By Andrew Topping, Local Democracy Reporter
A Mansfield secondary school where pupils “do not get a good deal” has been graded as “inadequate” by inspectors in a damning report.
Ofsted inspectors found some pupils at the Brunts Academy “feel unsafe” because of the “disrespectful behaviour” of some other children.
Issues with swearing, derogatory, sexualised and homophobic language were found, with a report revealing some pupils found this had been “normalised”.
The inspection, which took place in November, found a lack of confidence in staff around bullying and pupils not being “prepared for life in modern Britain”.
It comes amidst a backdrop of what the watchdog describes as a “legacy of under-resourcing and instability”.
Disadvantaged children have not always benefited from the extra resources provided for them, inspectors said, while children with special educational needs (SEND) did not receive the support they are entitled to.
The inspectors said current school and trust leaders stabilised the academy following a “turbulent period of staff turnover”, including restoring morale.
Funding has also been reinstated to levels that they “should be”, but weaknesses “have not [been addressed] … effectively”.
However, concerns were raised about curriculum not being of “good quality”, while some teachers’ expectations of pupils were “not high enough”.
Other concerns from the watchdog included “poorly-promoted” personal development of pupils, including for PSHE lessons, while students also have a “limited understanding of British values”.
Praise was given, however, to the school’s sixth form, where pupils “feel safe and well cared for”, despite the post-16 provision still being graded as ‘requires improvement’.
The Park Avenue school, which has 1,474 pupils, was graded as “inadequate” for its quality of education, behaviour and attitudes, personal development, and leadership and management.
Inspectors said: “Some pupils feel unsafe.
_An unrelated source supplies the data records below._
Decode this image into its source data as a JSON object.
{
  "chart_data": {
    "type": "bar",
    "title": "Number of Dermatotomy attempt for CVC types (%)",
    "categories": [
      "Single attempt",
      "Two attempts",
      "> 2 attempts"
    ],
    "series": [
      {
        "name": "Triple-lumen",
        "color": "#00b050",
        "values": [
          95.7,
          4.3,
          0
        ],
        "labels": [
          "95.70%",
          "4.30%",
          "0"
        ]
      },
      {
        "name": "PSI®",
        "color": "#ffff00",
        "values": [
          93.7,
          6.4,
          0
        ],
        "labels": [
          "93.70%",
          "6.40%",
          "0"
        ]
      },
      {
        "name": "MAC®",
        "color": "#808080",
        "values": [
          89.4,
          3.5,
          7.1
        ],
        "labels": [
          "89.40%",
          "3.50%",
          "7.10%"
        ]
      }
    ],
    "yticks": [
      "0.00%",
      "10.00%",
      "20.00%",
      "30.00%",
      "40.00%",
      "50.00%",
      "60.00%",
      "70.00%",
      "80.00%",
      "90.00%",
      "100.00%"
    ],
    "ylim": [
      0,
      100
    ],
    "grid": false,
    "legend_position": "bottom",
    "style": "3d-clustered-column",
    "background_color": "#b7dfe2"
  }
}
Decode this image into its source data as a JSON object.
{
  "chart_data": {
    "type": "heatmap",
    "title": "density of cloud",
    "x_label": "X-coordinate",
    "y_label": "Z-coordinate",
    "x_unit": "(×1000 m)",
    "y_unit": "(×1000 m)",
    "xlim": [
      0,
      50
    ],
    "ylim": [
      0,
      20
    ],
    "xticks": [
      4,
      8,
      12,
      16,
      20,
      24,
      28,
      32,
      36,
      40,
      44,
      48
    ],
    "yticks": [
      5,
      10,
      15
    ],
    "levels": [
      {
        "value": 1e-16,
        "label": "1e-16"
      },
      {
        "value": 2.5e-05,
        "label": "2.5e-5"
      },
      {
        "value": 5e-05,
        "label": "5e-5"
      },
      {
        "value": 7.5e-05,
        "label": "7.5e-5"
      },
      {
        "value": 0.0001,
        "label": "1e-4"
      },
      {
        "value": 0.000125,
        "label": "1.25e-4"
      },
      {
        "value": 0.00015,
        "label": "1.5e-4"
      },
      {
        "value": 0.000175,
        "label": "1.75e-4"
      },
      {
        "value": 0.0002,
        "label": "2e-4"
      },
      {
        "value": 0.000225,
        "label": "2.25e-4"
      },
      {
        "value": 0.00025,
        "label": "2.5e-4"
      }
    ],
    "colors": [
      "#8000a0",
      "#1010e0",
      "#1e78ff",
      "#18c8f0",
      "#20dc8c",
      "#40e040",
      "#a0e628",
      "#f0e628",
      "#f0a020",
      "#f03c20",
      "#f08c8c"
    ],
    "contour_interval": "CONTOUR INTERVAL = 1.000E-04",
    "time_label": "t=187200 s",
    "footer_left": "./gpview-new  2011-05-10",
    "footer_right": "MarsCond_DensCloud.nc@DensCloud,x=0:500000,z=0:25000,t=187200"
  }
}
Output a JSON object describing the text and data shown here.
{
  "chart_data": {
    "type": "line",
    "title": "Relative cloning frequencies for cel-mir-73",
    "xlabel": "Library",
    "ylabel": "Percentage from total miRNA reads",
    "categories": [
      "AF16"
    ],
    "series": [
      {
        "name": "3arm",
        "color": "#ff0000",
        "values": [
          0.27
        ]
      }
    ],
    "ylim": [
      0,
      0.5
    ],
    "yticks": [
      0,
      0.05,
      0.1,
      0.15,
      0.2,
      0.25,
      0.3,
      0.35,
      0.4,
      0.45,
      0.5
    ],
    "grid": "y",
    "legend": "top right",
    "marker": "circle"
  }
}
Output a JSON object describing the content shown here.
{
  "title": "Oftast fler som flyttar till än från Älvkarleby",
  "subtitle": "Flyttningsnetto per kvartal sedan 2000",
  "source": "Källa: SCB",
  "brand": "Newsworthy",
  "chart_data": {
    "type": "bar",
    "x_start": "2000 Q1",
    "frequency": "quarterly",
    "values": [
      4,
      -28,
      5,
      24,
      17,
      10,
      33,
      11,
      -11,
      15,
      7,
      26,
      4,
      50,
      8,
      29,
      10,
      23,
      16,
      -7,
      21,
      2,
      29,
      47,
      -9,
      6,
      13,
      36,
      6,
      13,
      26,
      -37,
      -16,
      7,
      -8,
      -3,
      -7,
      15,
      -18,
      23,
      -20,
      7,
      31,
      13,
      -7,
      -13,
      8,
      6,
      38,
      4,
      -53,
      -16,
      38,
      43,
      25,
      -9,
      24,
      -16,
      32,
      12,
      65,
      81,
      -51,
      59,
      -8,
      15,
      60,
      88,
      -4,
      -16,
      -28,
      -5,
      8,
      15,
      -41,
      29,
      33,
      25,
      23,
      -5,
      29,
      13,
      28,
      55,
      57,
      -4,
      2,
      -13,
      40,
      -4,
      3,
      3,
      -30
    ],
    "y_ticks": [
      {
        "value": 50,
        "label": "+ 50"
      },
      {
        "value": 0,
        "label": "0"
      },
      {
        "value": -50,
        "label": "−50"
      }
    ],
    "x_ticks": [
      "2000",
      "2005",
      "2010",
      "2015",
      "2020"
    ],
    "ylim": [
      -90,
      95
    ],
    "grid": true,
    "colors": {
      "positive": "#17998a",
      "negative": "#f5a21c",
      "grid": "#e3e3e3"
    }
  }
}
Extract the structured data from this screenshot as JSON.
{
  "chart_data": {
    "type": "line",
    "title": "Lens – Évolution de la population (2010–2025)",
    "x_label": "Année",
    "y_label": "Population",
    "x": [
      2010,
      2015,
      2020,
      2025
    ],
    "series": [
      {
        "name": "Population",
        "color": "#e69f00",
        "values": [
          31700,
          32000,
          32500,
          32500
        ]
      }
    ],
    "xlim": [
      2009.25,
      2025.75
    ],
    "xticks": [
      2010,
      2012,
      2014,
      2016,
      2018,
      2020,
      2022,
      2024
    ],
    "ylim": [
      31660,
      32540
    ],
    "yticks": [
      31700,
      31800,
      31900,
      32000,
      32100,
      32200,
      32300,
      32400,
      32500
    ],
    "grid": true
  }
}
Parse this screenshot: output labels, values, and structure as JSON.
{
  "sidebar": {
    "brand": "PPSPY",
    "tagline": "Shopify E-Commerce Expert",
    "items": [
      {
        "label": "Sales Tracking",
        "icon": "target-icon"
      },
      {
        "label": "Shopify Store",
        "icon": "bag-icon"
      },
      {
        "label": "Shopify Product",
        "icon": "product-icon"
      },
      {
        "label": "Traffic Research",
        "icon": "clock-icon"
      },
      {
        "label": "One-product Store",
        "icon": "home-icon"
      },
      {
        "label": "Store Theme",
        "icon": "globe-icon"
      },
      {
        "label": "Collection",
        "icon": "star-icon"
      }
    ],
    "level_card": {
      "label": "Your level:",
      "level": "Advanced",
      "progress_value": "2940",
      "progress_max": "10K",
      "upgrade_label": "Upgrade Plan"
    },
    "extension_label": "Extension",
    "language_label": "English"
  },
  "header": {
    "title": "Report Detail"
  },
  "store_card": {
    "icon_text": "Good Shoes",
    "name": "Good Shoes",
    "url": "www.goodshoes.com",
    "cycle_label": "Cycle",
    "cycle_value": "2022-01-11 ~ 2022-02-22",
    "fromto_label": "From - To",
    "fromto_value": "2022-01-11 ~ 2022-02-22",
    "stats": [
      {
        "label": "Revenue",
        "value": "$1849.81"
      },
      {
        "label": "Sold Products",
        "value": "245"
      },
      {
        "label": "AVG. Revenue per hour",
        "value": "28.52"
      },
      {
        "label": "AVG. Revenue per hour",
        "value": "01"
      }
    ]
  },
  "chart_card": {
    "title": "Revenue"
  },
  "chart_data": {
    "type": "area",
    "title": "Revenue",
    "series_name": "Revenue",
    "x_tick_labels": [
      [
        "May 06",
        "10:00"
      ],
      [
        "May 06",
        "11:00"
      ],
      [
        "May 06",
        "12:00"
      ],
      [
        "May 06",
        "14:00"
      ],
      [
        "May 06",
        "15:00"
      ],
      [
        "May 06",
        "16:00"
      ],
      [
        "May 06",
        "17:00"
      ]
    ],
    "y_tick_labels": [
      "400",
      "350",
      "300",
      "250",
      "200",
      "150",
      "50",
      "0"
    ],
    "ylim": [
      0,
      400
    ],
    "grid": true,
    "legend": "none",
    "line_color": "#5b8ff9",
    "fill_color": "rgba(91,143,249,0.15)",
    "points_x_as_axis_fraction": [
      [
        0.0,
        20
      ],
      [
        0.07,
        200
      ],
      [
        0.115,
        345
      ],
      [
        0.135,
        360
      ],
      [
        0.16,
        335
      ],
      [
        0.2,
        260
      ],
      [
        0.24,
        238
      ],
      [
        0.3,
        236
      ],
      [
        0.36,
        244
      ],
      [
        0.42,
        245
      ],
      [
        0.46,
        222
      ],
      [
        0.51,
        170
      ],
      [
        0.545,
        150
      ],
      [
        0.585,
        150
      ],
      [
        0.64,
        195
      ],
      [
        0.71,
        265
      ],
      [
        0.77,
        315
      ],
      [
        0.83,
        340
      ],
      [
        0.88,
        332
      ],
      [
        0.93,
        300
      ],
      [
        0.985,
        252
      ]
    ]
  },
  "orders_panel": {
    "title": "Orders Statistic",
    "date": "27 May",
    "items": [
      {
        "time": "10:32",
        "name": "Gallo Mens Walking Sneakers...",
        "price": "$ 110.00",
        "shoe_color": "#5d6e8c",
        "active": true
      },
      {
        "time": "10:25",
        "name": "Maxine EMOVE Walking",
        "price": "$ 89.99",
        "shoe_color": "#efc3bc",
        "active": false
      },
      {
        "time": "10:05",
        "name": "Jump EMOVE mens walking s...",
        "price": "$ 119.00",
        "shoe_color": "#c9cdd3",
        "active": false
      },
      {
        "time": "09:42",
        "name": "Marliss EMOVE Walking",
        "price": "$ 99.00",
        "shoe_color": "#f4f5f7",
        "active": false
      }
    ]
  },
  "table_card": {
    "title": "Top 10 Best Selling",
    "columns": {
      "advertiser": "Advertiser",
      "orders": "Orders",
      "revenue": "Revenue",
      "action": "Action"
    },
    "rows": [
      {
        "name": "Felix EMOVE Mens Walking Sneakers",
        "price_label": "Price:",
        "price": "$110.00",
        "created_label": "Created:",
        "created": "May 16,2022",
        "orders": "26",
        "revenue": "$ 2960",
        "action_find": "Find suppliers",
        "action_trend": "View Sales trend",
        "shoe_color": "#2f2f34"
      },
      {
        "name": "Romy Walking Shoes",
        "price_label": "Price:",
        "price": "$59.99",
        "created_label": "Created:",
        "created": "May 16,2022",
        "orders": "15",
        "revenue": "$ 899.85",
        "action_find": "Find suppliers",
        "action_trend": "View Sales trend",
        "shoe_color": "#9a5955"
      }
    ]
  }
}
They are concerned about the disrespectful behaviour of others.
“Pupils experience swearing and derogatory language, including sexualised and homophobic language. They say this has become normalised.
“Leaders have not been vigilant when checking the safety and well-being of pupils who have experienced harm, including from harmful sexual behaviour.
“Leaders must ensure that pupils at risk are appropriately supported.
“They should ensure that all safeguarding records are centralised, in accordance with the school’s policy.
“They should use information from these records to inform the personal development programme.”
In its previous inspection, which took place in 2017, the academy was graded as ‘good’.
The academy has since left its former education trust, The Evolve Trust, moving to The Greenwood Academies Trust in December.
A Greenwood spokesperson said: “The challenges identified by the inspection are those we were aware needed to be addressed.
“We have already been working closely with the academy leaders and staff to address these matters as quickly and effectively as possible.
“We take these issues with the utmost seriousness, and nothing is more important than the safety, wellbeing and education of our pupils and ensuring this is our immediate and top priority.
“Becoming part of our trust means our team of experts in teaching and learning, curriculum, safeguarding and other areas are able to work closely alongside leaders in the academy.
“Together, they have already started putting into place the necessary actions which will enable us to rapidly drive forward significant changes for the benefit of pupils, families and colleagues.
“We will continue to keep parents and carers informed about the positive changes happening within the academy.
“We are confident strong relationships with our parents and carers, the dedication of our colleagues and the deep care we have for our pupils, coupled with our expertise as a trust, will enable the academy to live up to our shared vision to provide the best possible education for our young people.”